KYOTO, JAPAN — The rationale for proposed clinical trials of vitamin D supplementation as adjunctive therapy in tuberculosis—and perhaps in a wide-ranging assortment of other diseases—has origins stretching as far back as the tuberculosis sanatorium movement that originated in Germany during the 1800s, according to Dr. Robert L. Modlin.
Another relevant milestone was the 1903 Nobel Prize in medicine or physiology awarded to Dr. Niels Ryberg Finsen of Denmark for demonstrating the therapeutic benefit of concentrated UV light in patients with cutaneous tuberculosis, also known as lupus vulgaris, Dr. Modlin added at an international investigative dermatology meeting.
Dr. Finsen didn't really understand the mechanism of benefit provided by his UV-generating “Finsen boxes,” nor did proponents of the sanitorium movement know why exposing tuberculosis patients to fresh mountain summer air and sunlight caused them to get better, said Dr. Modlin, professor and chief of dermatology, and professor of microbiology, immunology, and molecular genetics at the University of California, Los Angeles.
The association between reduced vitamin D status and increased susceptibility to tuberculosis wasn't recognized until decades later.
And it was later still—in fact, only a couple of years ago—that Dr. Modlin and his coworkers demonstrated in a landmark study the detailed physiologic mechanism by which vitamin D exerts antimicrobial effects in the skin (Science 2006;311:1770–3).
This study established vitamin D as the key link between macrophage activation by toll-like receptors and the downstream antimicrobial responses of the innate immune system that help fight off bacterial infection. The research provided a mechanistic explanation for the known association between low serum vitamin D and tuberculosis.
How might these findings eventually translate into clinical care? Dr. Modlin noted that African Americans, for example, have a high prevalence of low serum vitamin D and are also more susceptible than other Americans to tuberculosis. This raises the possibility that vitamin D supplementation might be an inexpensive and safe preventive intervention aimed at enhancing innate immunity to bacterial infection in this population, or perhaps a therapeutic adjunct in patients diagnosed with tuberculosis.

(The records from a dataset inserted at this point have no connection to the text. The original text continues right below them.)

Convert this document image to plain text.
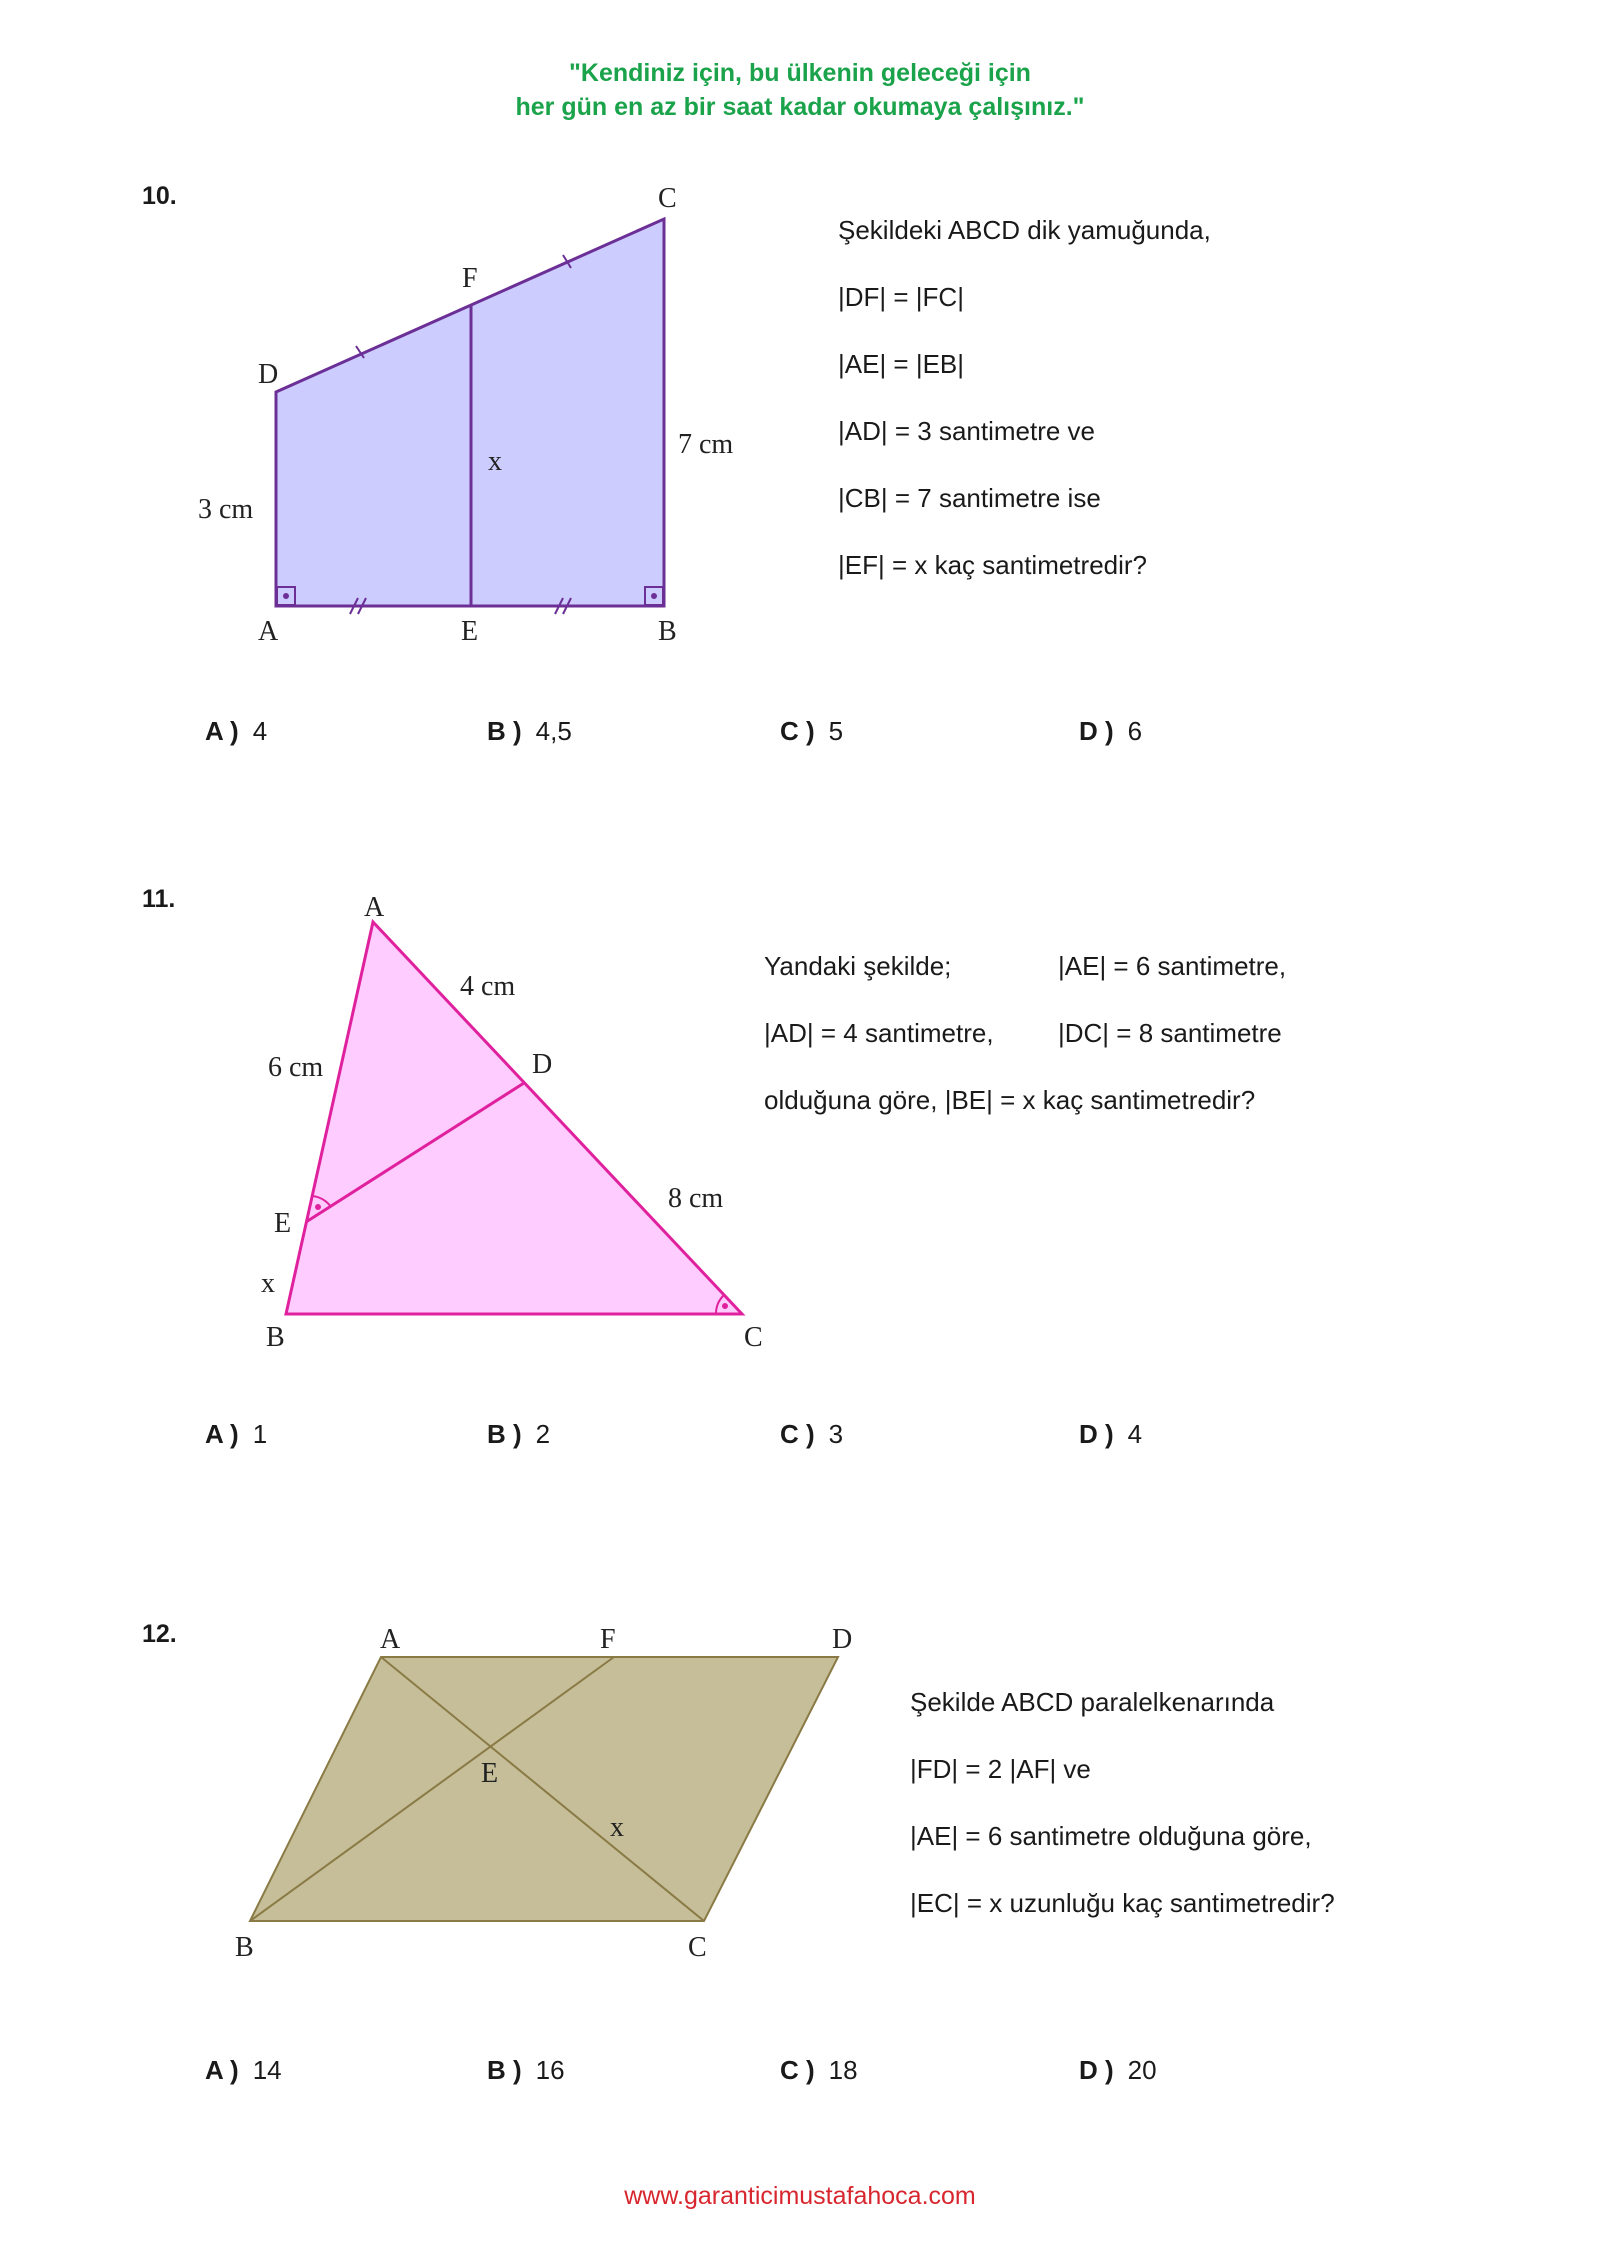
"Kendiniz için, bu ülkenin geleceği için
her gün en az bir saat kadar okumaya çalışınız."
10.	C
F
D
x
3 cm
7 cm
A	E	B
A
4 cm
6 cm	D
8 cm
E
x
B	C
A	F	D
E
x
B	C
Şekildeki ABCD dik yamuğunda,
|DF| = |FC|
|AE| = |EB|
|AD| = 3 santimetre ve
|CB| = 7 santimetre ise
|EF| = x kaç santimetredir?
A ) 4	B ) 4,5	C ) 5	D ) 6
11.
Yandaki şekilde;	|AE| = 6 santimetre,
|AD| = 4 santimetre, |DC| = 8 santimetre
olduğuna göre, |BE| = x kaç santimetredir?
A ) 1	B ) 2	C ) 3	D ) 4
12.
Şekilde ABCD paralelkenarında
|FD| = 2 |AF| ve
|AE| = 6 santimetre olduğuna göre,
|EC| = x uzunluğu kaç santimetredir?
A ) 14	B ) 16	C ) 18	D ) 20
www.garanticimustafahoca.com
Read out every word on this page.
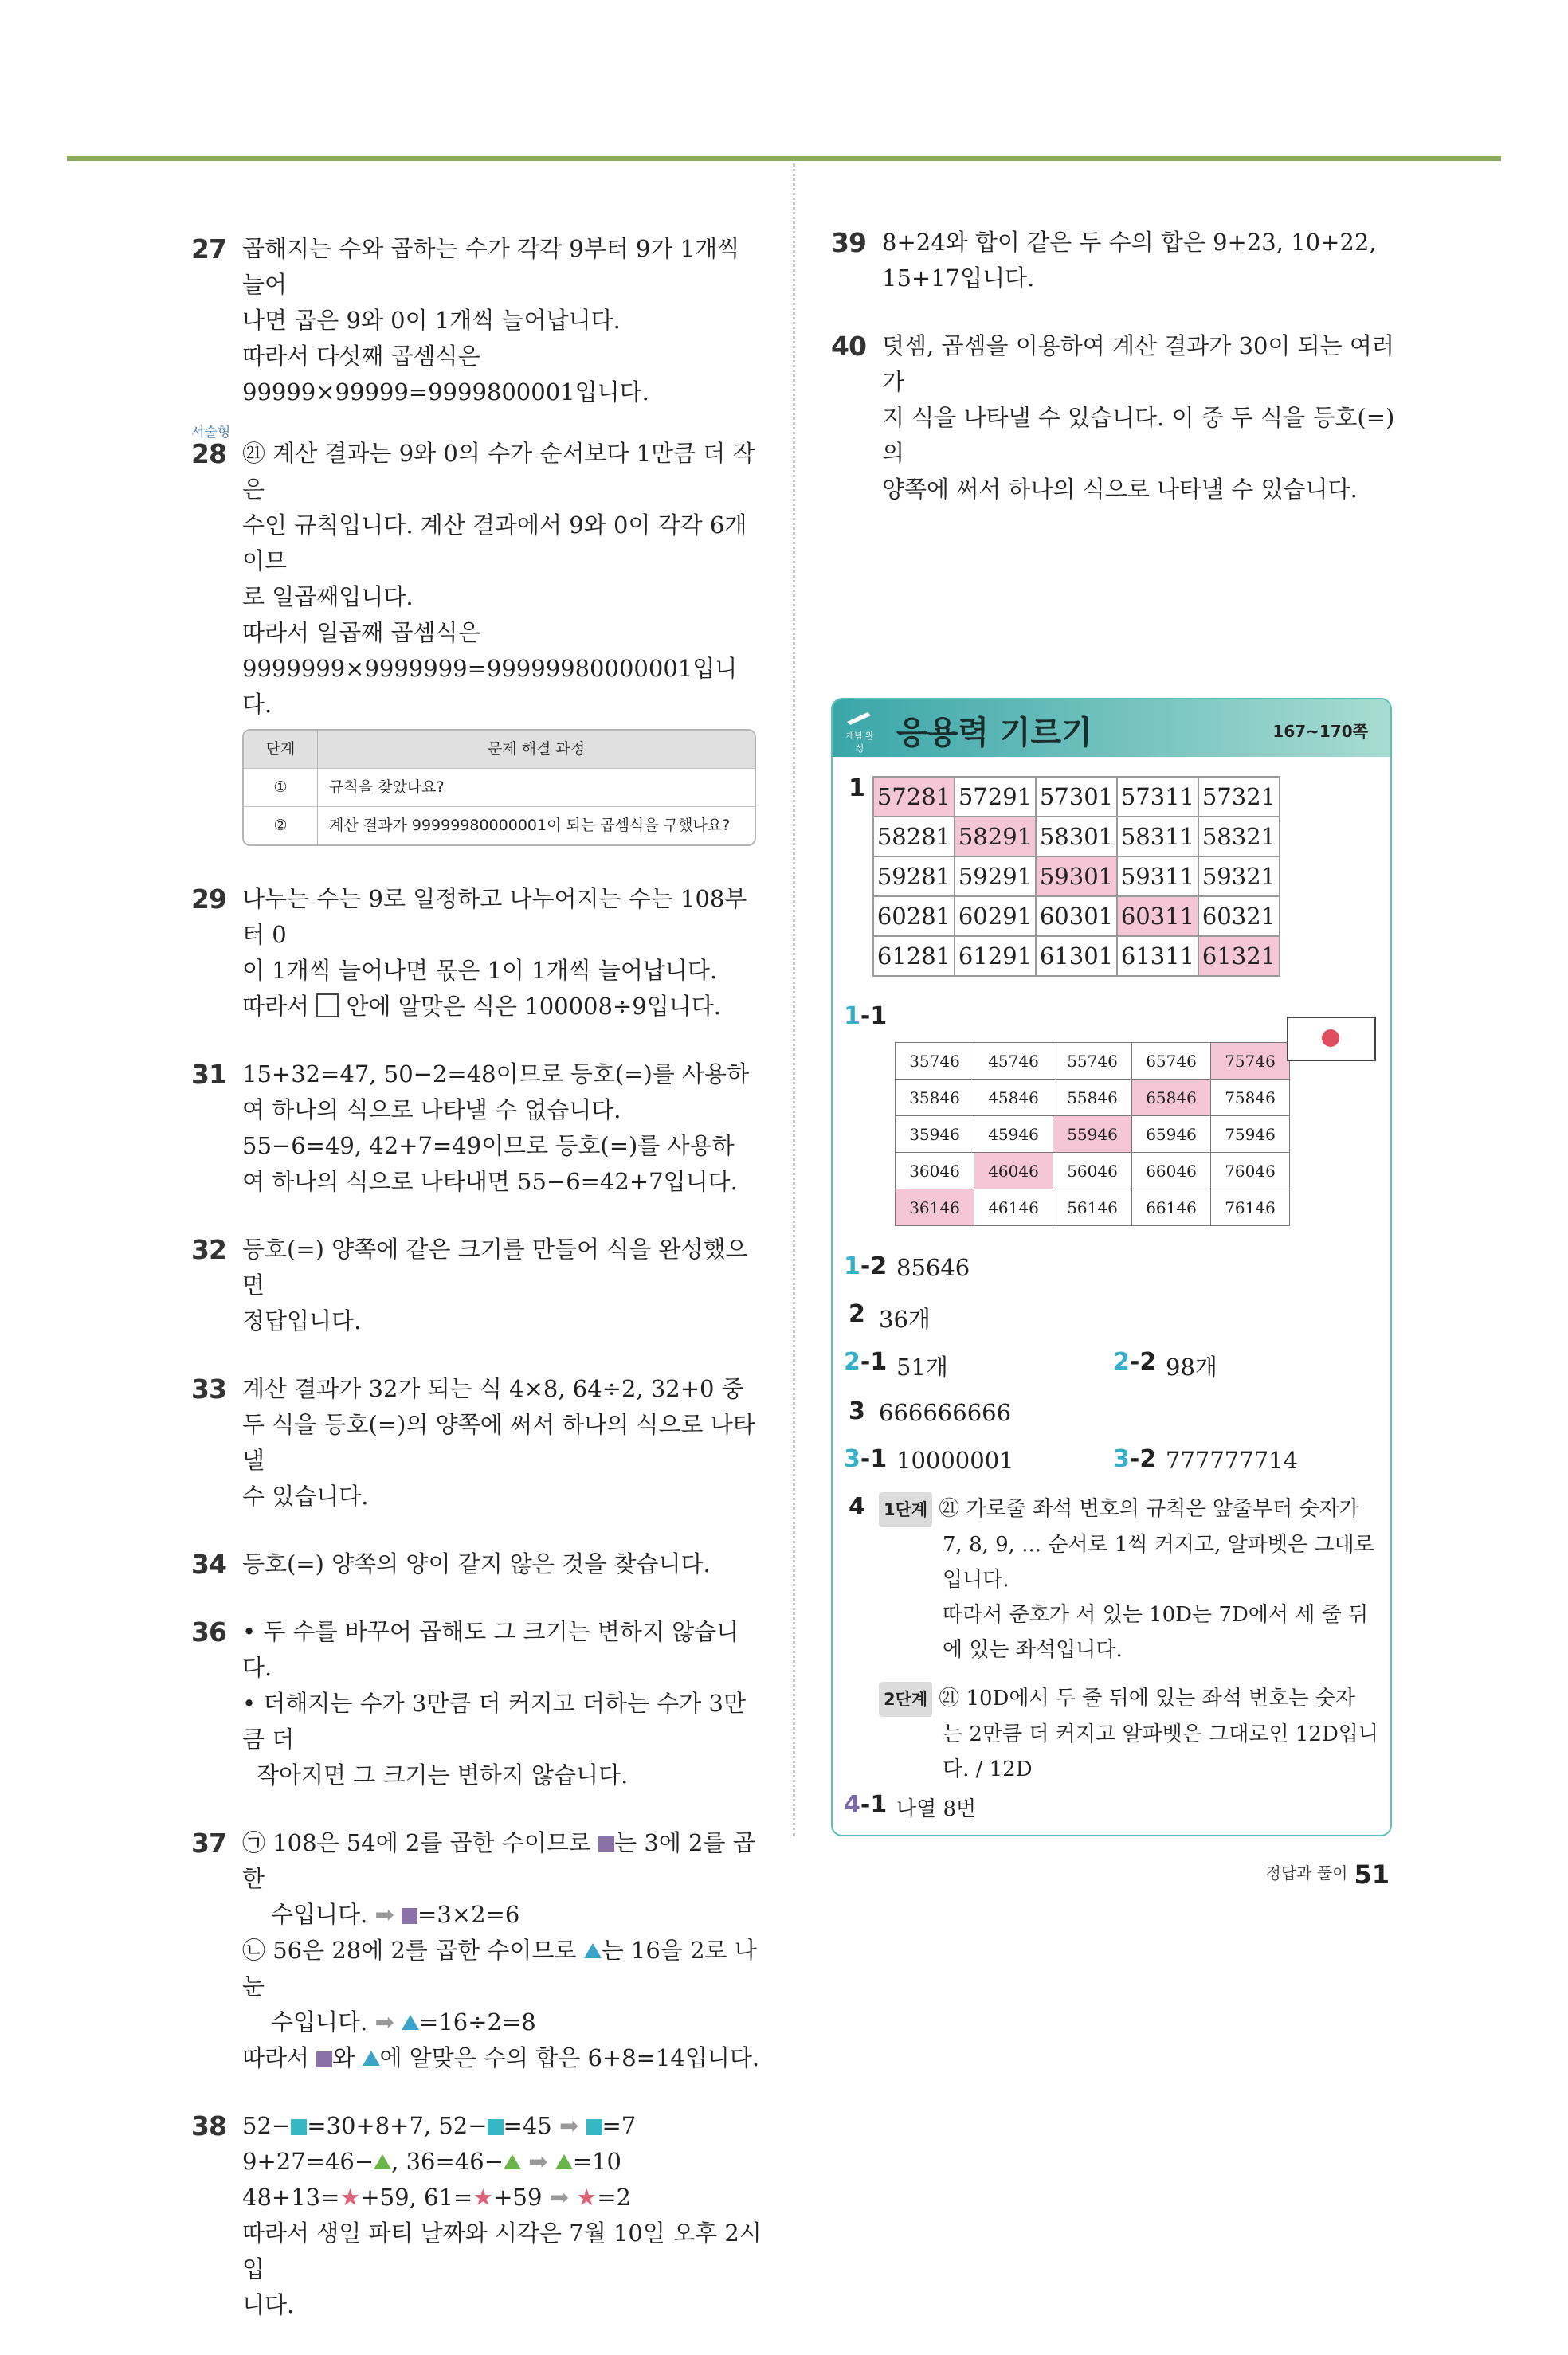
27 곱해지는 수와 곱하는 수가 각각 9부터 9가 1개씩 늘어

나면 곱은 9와 0이 1개씩 늘어납니다.

따라서 다섯째 곱셈식은

99999×99999=9999800001입니다.

서술형
28 ㉑ 계산 결과는 9와 0의 수가 순서보다 1만큼 더 작은

수인 규칙입니다. 계산 결과에서 9와 0이 각각 6개이므

로 일곱째입니다.

따라서 일곱째 곱셈식은

9999999×9999999=99999980000001입니다.

단계	문제 해결 과정
①	규칙을 찾았나요?
②	계산 결과가 99999980000001이 되는 곱셈식을 구했나요?
29 나누는 수는 9로 일정하고 나누어지는 수는 108부터 0

이 1개씩 늘어나면 몫은 1이 1개씩 늘어납니다.

따라서  안에 알맞은 식은 100008÷9입니다.

31 15+32=47, 50−2=48이므로 등호(=)를 사용하

여 하나의 식으로 나타낼 수 없습니다.

55−6=49, 42+7=49이므로 등호(=)를 사용하

여 하나의 식으로 나타내면 55−6=42+7입니다.

32 등호(=) 양쪽에 같은 크기를 만들어 식을 완성했으면

정답입니다.

33 계산 결과가 32가 되는 식 4×8, 64÷2, 32+0 중

두 식을 등호(=)의 양쪽에 써서 하나의 식으로 나타낼

수 있습니다.

34 등호(=) 양쪽의 양이 같지 않은 것을 찾습니다.

36 • 두 수를 바꾸어 곱해도 그 크기는 변하지 않습니다.

• 더해지는 수가 3만큼 더 커지고 더하는 수가 3만큼 더

작아지면 그 크기는 변하지 않습니다.

37 ㉠ 108은 54에 2를 곱한 수이므로 는 3에 2를 곱한

수입니다. ➡ =3×2=6

㉡ 56은 28에 2를 곱한 수이므로 는 16을 2로 나눈

수입니다. ➡ =16÷2=8

따라서 와 에 알맞은 수의 합은 6+8=14입니다.

38 52− =30+8+7, 52− =45 ➡ =7

9+27=46− , 36=46− ➡ =10

48+13=★+59, 61=★+59 ➡ ★=2

따라서 생일 파티 날짜와 시각은 7월 10일 오후 2시입

니다.

39 8+24와 합이 같은 두 수의 합은 9+23, 10+22,

15+17입니다.

40 덧셈, 곱셈을 이용하여 계산 결과가 30이 되는 여러 가

지 식을 나타낼 수 있습니다. 이 중 두 식을 등호(=)의

양쪽에 써서 하나의 식으로 나타낼 수 있습니다.

개념 완성	응용력 기르기	167~170쪽
1 57281	57291	57301	57311	57321
58281	58291	58301	58311	58321
59281	59291	59301	59311	59321
60281	60291	60301	60311	60321
61281	61291	61301	61311	61321
1-1
35746	45746	55746	65746	75746
35846	45846	55846	65846	75846
35946	45946	55946	65946	75946
36046	46046	56046	66046	76046
36146	46146	56146	66146	76146
1-2 85646
2 36개
2-1 51개	2-2 98개
3 666666666
3-1 10000001	3-2 777777714
4 1단계 ㉑ 가로줄 좌석 번호의 규칙은 앞줄부터 숫자가
7, 8, 9, ... 순서로 1씩 커지고, 알파벳은 그대로
입니다.
따라서 준호가 서 있는 10D는 7D에서 세 줄 뒤
에 있는 좌석입니다.
2단계 ㉑ 10D에서 두 줄 뒤에 있는 좌석 번호는 숫자
는 2만큼 더 커지고 알파벳은 그대로인 12D입니
다. / 12D
4-1 나열 8번
정답과 풀이 51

Studies have also linked low serum vitamin D to rheumatoid arthritis, multiple sclerosis, diabetes, cardiovascular disease, and colon, prostate, and breast cancer, Dr. Modlin noted. There is considerable interest in investigating the potential of vitamin D supplementation in those diseases, and in atopic dermatitis as well.
The antimicrobial peptide cathelicidin is normally present in human epidermis. Investigators at the University of California, San Diego, have shown that cathelicidin expression by macrophages, monocytes, and keratinocytes is low in atopic dermatitis patients, and that cathelicidin levels rise in response to oral vitamin D supplementation, he continued.
On the other hand, investigators at M.D. Anderson Cancer Center, Houston, have documented high cathelicidin levels in psoriasis patients; they suggest overproduction of cathelicidin leads to the highly inflammatory response characteristic of psoriasis. So it is possible that high vs. low expression of cathelicidin helps account for the strikingly different disease manifestations that define these two common inflammatory dermatologic diseases, Dr. Modlin said.
Numerous epidemiologic studies have documented the high prevalence of vitamin D insufficiency, both in the public at large and in populations with various diseases. Modern life is increasingly incompatible with vitamin D sufficiency.
More sun exposure is the most efficient route to higher vitamin D levels, Dr. Modlin said, but as a dermatologist, he isn't enthusiastic about that as a solution.
Dr. Modlin often is asked what constitutes appropriate supplementation. He noted that in a recent reasoned and comprehensive review of vitamin D deficiency, Dr. Gerry Schwalfenberg, a family physician at the University of Alberta, Edmonton, concluded that a healthy blood level of vitamin D is 80–100 nmol/L and that most normal individuals who don't spend a lot of time in the sun need at least 1,000 IU daily to achieve that (Can. Fam. Physician 2007;53:841–54).
Dr. Modlin believes those figures are too low.
“I think we need to get above 100 nmol/L, and we probably need 2,000 IU daily to maintain that. That's equivalent to 40 glasses of milk,” Dr. Modlin pointed out at the meeting of the European Society for Dermatological Research, the Japanese Society for Investigative Dermatology, and the Society for Investigative Dermatology.
“Most endocrinologists think our serum vitamin D levels are too low, but the U.S. government won't let us get to 100 nmol/L,” he said.
“I know I'm not getting enough UV on the UCLA tennis courts with the sunscreen I'm wearing. And the [National] Dairy Council slogan, 'Milk: It Does a Body Good'—I'm not sure about that, either. I would just say, 'Vitamin D: It does an immune system good,'” he concluded.